Together, we can make Canada a great place
to age for us all

Welcome Letters

Marissa Lennox, Chief Policy Officer

A message from Marissa Lennox,
Chief Policy Officer

CARP has an impressive track record of success standing up for our seniors. Our report card of recent wins includes securing a promise from the federal government to increase the OAS and CPP survivor benefit, increases of (and removing barriers) to GIS, pressuring governments to cover extra prescription fees for seniors during COVID-19 and expanding coverage for publicly-funded vaccines for older adults.

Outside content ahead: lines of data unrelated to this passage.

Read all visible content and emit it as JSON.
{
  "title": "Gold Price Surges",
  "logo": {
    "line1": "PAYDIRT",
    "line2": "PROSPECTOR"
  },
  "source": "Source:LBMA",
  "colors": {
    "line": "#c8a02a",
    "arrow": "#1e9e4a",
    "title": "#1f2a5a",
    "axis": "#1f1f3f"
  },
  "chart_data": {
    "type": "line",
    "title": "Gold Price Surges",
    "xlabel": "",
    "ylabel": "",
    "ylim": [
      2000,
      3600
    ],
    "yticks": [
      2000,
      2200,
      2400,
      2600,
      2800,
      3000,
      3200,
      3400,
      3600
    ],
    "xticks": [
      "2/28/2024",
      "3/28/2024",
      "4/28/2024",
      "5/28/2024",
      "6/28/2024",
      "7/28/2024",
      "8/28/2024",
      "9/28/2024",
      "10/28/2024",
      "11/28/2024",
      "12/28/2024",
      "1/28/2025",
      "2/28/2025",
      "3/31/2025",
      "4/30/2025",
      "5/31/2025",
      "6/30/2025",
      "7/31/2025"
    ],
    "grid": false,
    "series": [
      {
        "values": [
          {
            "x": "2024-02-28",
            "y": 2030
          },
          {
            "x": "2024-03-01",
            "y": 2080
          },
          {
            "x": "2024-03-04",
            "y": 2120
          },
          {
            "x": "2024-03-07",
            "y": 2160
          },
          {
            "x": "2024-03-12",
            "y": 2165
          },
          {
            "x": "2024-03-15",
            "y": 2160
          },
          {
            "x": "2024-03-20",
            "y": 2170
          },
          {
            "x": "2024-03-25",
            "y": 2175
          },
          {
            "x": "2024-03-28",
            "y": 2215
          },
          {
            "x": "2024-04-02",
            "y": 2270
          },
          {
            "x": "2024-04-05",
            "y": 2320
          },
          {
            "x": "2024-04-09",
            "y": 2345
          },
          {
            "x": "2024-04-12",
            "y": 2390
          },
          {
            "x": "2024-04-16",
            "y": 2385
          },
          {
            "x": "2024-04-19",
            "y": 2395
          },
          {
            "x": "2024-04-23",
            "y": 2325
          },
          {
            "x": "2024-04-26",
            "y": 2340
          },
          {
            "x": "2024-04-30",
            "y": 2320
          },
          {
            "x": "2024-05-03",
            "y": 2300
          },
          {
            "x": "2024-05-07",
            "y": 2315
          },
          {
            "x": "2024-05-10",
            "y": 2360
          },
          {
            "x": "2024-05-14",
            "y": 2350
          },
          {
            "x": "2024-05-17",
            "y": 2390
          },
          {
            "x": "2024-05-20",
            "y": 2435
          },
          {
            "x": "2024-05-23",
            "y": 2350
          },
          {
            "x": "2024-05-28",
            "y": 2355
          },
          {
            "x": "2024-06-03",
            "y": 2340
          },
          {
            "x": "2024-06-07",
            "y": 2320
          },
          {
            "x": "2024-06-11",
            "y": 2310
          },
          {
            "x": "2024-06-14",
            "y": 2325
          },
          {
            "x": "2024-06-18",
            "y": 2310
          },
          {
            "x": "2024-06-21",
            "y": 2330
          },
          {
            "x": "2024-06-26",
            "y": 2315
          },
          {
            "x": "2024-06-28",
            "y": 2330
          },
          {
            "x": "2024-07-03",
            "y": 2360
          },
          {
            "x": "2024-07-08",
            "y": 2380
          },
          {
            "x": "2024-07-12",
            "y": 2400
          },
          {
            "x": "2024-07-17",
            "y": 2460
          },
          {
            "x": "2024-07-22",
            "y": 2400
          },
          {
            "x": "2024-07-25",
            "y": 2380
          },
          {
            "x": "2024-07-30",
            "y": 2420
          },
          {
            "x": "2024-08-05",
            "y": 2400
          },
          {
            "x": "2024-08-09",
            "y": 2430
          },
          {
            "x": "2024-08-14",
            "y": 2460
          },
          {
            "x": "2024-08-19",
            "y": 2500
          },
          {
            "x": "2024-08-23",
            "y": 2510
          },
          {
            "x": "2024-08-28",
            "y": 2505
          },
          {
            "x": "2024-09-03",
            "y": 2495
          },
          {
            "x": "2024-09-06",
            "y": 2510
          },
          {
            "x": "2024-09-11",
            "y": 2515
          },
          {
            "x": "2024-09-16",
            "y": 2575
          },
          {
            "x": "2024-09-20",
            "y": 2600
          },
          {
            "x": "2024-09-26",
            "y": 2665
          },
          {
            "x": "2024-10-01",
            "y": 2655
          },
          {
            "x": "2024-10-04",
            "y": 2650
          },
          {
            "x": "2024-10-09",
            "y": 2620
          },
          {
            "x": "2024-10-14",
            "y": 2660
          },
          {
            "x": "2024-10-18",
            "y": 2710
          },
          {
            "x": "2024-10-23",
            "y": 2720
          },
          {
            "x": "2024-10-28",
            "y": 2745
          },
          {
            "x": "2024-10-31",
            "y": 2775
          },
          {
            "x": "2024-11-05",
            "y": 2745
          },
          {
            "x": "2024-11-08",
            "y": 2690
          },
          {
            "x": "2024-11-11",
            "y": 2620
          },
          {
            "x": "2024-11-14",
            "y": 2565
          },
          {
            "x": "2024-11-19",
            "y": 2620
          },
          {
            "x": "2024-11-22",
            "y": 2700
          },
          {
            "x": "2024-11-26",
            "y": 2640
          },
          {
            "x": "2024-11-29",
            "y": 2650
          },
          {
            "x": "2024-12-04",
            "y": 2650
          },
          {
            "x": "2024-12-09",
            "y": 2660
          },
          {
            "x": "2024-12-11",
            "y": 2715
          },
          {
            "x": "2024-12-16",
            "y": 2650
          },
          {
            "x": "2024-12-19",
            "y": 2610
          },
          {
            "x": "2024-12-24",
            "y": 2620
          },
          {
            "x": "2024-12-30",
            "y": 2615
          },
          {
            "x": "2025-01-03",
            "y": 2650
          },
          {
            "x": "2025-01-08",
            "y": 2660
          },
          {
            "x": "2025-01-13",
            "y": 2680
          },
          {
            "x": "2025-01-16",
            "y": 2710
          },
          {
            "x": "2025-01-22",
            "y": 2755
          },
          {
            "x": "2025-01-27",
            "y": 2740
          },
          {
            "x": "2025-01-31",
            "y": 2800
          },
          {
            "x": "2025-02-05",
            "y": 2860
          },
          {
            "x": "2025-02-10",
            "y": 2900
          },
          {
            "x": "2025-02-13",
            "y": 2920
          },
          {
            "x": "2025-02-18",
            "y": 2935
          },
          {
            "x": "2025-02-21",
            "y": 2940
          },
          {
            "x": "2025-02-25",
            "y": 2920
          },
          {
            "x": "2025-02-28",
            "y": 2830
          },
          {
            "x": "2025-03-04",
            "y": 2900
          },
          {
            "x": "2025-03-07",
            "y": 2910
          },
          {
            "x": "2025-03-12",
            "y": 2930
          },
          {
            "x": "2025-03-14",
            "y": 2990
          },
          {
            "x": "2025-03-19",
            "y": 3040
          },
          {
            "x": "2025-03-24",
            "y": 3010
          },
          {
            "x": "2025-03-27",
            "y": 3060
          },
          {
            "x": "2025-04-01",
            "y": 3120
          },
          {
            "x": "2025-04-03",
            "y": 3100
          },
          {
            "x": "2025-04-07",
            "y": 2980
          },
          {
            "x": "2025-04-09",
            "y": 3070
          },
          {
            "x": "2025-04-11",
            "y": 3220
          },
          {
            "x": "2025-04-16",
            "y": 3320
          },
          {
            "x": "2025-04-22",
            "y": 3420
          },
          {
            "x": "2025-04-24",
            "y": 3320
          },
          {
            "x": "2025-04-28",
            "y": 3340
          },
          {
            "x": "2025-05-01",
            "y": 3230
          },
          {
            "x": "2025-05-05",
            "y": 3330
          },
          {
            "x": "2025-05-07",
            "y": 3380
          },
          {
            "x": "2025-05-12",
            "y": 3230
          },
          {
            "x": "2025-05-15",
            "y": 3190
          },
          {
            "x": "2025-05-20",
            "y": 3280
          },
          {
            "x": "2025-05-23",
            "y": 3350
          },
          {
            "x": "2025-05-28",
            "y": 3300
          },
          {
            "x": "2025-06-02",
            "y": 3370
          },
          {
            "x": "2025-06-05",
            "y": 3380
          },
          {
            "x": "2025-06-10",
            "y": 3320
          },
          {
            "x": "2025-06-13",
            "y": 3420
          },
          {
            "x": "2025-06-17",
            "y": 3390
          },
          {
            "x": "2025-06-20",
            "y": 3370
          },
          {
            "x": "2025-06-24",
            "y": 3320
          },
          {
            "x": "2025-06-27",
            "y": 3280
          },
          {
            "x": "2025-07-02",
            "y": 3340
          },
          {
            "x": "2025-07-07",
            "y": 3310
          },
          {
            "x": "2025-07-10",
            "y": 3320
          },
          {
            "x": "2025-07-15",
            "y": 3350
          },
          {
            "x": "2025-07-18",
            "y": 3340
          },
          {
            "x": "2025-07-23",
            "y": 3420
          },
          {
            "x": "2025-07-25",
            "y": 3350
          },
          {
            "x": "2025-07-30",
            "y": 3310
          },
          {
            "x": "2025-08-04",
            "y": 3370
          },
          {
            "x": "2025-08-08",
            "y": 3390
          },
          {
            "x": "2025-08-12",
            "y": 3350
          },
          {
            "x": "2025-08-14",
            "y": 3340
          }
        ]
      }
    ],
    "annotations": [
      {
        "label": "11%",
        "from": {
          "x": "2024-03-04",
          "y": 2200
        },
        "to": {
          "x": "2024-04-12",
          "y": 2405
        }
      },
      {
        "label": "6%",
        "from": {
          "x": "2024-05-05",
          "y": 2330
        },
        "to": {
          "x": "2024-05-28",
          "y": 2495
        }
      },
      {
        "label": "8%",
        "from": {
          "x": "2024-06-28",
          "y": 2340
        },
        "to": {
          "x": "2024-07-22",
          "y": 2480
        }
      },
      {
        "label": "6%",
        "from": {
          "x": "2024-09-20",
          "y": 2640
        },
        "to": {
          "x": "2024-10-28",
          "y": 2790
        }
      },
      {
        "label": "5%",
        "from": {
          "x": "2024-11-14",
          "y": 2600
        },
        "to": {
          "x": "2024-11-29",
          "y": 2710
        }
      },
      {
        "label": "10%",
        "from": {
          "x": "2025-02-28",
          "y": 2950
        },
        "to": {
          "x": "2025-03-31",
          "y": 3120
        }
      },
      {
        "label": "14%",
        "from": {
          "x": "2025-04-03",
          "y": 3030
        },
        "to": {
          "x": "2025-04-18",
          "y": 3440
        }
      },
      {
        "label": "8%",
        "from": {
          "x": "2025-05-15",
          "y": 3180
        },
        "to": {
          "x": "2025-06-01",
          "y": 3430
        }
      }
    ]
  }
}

We’re also fighting hard to protect vulnerable seniors in long-term care with incredible urgency, making our Members’ voices heard loudly and clearly—urgent action is needed now to safeguard residents in institutions while creating the necessary supports to empower seniors to age in place at home, where they want to be.

We’re very proud of all we’ve accomplished, and we couldn’t do any of this without you.

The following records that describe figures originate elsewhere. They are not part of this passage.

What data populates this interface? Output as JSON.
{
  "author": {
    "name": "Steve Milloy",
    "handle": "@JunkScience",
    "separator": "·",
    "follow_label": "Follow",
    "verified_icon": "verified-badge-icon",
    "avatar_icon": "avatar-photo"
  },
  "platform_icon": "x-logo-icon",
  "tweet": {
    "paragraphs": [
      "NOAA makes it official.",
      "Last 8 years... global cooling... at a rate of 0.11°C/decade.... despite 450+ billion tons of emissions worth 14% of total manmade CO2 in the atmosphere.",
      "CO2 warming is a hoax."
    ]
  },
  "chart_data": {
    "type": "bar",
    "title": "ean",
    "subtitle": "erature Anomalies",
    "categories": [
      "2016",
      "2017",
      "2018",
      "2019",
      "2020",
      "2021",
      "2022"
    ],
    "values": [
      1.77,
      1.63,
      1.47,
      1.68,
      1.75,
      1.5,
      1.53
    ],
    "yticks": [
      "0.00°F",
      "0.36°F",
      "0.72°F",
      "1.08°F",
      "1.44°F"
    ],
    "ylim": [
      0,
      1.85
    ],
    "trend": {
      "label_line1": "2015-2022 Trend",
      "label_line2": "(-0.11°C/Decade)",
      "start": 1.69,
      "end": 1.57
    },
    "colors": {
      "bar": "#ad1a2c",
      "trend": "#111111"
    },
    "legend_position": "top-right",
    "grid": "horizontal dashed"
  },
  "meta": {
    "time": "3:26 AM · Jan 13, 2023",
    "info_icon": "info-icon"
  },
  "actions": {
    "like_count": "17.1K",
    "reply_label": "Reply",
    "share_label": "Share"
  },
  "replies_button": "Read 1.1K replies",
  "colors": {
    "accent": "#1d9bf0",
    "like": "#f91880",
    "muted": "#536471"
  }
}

Our Chapters are the most powerful tool of change in our advocacy arsenal, and we rely on you to bring our collective efforts to fruition in your communities. We hope this resource will make it easier to do so.

Change comes quickly in our line of work, and adapting to it is critical to success. This is true in our personal lives as well!

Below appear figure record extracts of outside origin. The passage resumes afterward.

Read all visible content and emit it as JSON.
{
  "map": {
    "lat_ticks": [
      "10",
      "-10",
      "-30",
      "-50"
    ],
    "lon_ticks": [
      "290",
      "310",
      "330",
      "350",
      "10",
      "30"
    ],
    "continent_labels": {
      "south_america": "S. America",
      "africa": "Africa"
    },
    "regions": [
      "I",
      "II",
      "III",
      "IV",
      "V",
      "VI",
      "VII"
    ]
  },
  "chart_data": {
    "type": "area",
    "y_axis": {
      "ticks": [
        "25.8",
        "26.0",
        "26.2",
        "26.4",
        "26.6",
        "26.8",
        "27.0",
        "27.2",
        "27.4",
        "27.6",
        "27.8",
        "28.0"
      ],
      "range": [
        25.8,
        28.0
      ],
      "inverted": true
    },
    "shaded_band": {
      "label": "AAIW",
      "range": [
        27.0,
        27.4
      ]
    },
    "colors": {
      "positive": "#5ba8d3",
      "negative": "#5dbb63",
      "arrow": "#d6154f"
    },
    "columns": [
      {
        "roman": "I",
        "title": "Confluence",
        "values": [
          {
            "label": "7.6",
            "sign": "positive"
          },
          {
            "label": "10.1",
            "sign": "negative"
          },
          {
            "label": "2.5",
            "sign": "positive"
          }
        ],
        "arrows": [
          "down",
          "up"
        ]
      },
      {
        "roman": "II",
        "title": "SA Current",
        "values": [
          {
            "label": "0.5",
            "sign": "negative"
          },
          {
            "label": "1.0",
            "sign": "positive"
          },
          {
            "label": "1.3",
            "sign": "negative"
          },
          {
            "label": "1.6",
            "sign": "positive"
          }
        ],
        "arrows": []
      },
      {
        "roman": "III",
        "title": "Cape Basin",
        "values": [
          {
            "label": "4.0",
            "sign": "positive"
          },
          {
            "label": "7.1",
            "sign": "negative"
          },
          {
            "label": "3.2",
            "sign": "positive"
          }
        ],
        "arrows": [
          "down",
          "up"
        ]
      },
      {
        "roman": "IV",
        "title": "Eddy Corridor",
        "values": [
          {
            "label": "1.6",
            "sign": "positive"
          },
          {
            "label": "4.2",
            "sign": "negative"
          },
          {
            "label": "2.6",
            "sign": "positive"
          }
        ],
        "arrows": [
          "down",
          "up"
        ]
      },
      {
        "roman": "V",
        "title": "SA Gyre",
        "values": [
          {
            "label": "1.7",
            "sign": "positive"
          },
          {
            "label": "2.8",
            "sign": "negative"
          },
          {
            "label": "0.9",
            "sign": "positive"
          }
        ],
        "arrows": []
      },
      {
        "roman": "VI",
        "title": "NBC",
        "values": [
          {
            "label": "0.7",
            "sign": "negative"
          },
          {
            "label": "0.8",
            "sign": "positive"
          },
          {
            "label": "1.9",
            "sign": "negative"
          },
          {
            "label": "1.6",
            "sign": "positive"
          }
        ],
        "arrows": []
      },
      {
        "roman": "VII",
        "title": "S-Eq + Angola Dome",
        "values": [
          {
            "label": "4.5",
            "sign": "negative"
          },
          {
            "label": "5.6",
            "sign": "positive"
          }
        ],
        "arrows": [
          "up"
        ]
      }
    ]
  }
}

As most of you know, I am leaving on maternity leave in August. Filling my shoes will be Bill VanGorder—a man who needs no introduction to our Chapters. I’m excited to share in your successes over the next year with him and our CARP National Team, and I look forward to speaking with all of you soon. I leave you in very strong hands.

Yours Sincerely,


A message from Bill VanGorder,
Chief Policy Officer (
Pro Term)

I’ll keep this brief, as I expect to be speaking at length with all of you soon, as I make a (hopefully) graceful leap onto the speeding train that is the CARP National team! Thank you to all of you for your support so far—this is truly an incredible group of people and I look forward to what comes next.

To our Chapters—my tenure at CARP is long, but these are uncharted waters for me. I am extremely fortunate to be working with such a devoted and passionate network of advocates across the country. I know we will do great things together this year.

Here’s to a better future for every Canadian, regardless of age, race, gender, economic and family situation, sexual orientation and every other facet of the lived experiences that make every one of us unique and deserving of dignity.

Please don’t hesitate to reach out with any questions or concerns you may have during my transition into Chief Policy Officer pro tem, and I promise to do the same with you.

All the best,

Bill VanGorder

How to use this resource

Launching an advocacy campaign is a lot of work, and it can be overwhelming.

But don’t worry, we’ve got your back!

While it might look like there’s a ton of content to wade through here, we promise it’s not as bad as it looks. We’ve done our best to break down all of the steps into manageable pieces, allowing you to take a methodical approach to your work, while indicating where CARP National can support you along the way.

We also know advocacy isn’t a one-size-fits-all endeavour. You know what’s best for your Chapter—feel free to adjust this plan to meet the unique needs of your communities.

You’ll see that we’ve broken down a successful campaign into 10 simple steps. Give them a quick read through now and revisit them often as you plan and roll out your work. Following this roadmap will ensure you stay on track.

One of the most important things to remember from the get-go is that sending a few letters is never enough to drive real change. A great campaign is multifaceted, using a mix of tactics to be seen by the right pairs of eyes and inspire action.

Think carefully about the politicians, bureaucrats, policy advisors and others who will influence decisions, and make sure you approach all of them in the most appropriate way. Here are some good protocols to follow when communicating with your provincial leaders. Premiers and Ministers should be sent a hard copy letter followed up with an email of the letter, which is cc’d (copied) to all the other key influencers you’ve identified. Faxing the letter can also be surprisingly effective. In our experience, hard copy letters and faxes get read more frequently than emails, which are often caught in junk filters or simply counted and filed away.

It is also critical that your members contact their local MPP, MHA or MLA and speak with them directly, drawing from a consistent set of “key messages” or speaking points. After all, it’s easier to ignore a letter than it is to ignore a person speaking directly to you!

Remember that CARP National is here to help every step of the way. Our small-but-mighty team at head office, together with all of you, are like one big family—and families stick together!